Six major Swedish-American museums and institutions are in the United States, according to the Consulate General of Sweden in New York. The American Swedish Institute in Minneapolis is number three on the list after New York City and Philadelphia.
Christina Nilsson Turnblad was born in Sweden in 1861. Her father left Sweden with one of his sons in 1875 and settled in Murray County, Minnesota. He sent for Christina and her brother, Simon, a year later. At age 15, she went into service for a banker named Smith where she received no pay but was compensated with instruction in language and domestic chores. From 1879 to 1880 she worked as a dining room girl and moved to Minneapolis in 1882. She married Swan Turnblad in 1883, and their only child, Lillian Zenobia, was born September 2, 1884.
Swan Turnblad was born in Sweden in 1860 and emigrated to the United states when he was 8 years old settling in Vasa, Minnesota. In 1879 he moved to Minneapolis and started working at a newspaper.
In 1885 the Swedish American Publishing Company (Svenska Amerikanska Posten) was incorporated. It was a Swedish language newspaper focusing on temperance. Turnblad started to buy up the stock as the paper neared bankruptcy. He quickly became a Board Member and soon after was appointed Manager. He was an early adopter of the Linotype machine and the use of color printing for illustrations. Under his management he increased the circulation from 1,400 to 40,000 and changed the focus from prohibition to independent Democratic. He also became the major stockholder.
Turnblad was a prominent member of society often reported on in the Minneapolis Journal.
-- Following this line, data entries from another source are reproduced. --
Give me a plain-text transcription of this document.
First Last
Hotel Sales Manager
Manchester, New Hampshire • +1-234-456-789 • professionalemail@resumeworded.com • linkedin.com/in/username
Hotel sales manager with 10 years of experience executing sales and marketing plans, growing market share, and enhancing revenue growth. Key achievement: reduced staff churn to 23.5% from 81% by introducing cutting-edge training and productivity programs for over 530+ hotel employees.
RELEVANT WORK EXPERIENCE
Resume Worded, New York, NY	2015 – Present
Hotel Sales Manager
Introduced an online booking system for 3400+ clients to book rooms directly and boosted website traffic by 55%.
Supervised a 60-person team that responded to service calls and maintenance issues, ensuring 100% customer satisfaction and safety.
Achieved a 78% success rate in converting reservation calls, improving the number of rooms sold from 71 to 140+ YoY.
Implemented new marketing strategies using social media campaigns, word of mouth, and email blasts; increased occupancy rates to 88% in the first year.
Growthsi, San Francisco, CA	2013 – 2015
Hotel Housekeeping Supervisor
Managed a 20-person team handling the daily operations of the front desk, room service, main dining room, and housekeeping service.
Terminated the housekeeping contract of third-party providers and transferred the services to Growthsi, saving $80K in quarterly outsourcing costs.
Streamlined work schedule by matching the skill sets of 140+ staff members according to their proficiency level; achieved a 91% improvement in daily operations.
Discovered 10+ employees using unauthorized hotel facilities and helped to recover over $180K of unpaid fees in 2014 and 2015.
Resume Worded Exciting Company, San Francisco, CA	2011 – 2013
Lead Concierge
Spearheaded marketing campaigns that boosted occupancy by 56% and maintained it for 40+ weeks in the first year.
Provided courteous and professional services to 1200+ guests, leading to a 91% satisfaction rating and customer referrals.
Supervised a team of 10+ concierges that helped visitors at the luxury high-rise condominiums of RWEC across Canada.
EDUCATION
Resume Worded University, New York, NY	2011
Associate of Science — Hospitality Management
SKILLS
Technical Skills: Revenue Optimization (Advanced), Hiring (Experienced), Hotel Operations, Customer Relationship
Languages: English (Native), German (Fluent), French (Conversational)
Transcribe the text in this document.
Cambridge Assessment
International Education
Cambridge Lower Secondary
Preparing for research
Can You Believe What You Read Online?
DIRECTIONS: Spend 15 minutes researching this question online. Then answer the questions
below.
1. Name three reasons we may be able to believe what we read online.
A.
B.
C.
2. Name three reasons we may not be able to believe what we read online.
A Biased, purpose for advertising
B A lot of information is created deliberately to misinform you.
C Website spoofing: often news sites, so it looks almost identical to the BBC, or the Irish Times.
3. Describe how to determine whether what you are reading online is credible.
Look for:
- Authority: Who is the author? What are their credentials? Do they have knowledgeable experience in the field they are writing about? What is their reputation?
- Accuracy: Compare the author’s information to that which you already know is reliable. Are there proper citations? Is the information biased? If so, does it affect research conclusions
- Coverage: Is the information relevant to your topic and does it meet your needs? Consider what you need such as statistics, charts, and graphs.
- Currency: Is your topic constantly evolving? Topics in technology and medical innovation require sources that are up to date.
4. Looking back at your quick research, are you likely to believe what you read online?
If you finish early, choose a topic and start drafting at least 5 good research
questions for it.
He served on several Boards and was a delegate at large to the Democratic national convention in 1904 and again in 1908. He was a Mason, a Shriner and an Elk. In 1892 he built an apartment complex call the Cecil Flats and lived on the first floor, renting out the other apartments. A barn was built to house the first automobile in Minneapolis, an electric Waverly he purchased around 1900.
In 1908 their 33 room mansion was finished and soon thereafter the stockholders filed a lawsuit against the Turnblad family. Swan was accused of using company funds to build his new house. He denied this saying his wife had inherited the money from her father’s investments in Sweden, something they were never able to prove. The appeals went all the way to the Minnesota Supreme Court but ended in a settlement.
Christina died in 1929 from cancer and later that year Swan donated the mansion to the American Swedish Institute. Today it is a cultural center, museum, art center, and gathering place for anybody interested in Swedish and Nordic culture. It also houses the Minneaplolis based Consulate General of Sweden’s offices and provides Consular services by appointment. The mansion is a landmark that has been placed on the national, state and city registers of historical places.
In 2012, a 34,000 square foot addition known as the Nelson Cultural Center opened. It is a gathering place that houses the café, the art gallery, studio and crafts classrooms, and event spaces.
I recently spent the day lunching in the café and touring the mansion. The café’s name is FIKA which means a daily break with coffee and small dishes. It gets rave reviews and I have to say the food was very good. The menu is inspired by Nordic traditions and did include Swedish meatballs which of course we compared to Ikea’s meatballs. These were better.
The mansion was designed after the French Chateauesque style and took five years to build. An artist trained at the Chicago Art Institute was commissioned to do the plaster details on all the ceilings.
Eighteen craftsmen woodcarvers worked on the interior as well.
Some of the woodcarvings are highly detailed and required special artists. Eleven porcelain stoves were shipped from Sweden, no two alike. These were probably decorative since there was central heating in the house.
The house has 33 rooms including a large dining room and a ballroom with an elevated stage and skylights. The three Turnblads lived in the mansion from 1908 to 1929. They entertained once.
My favorite room was the large glassed in sun room above the entrance.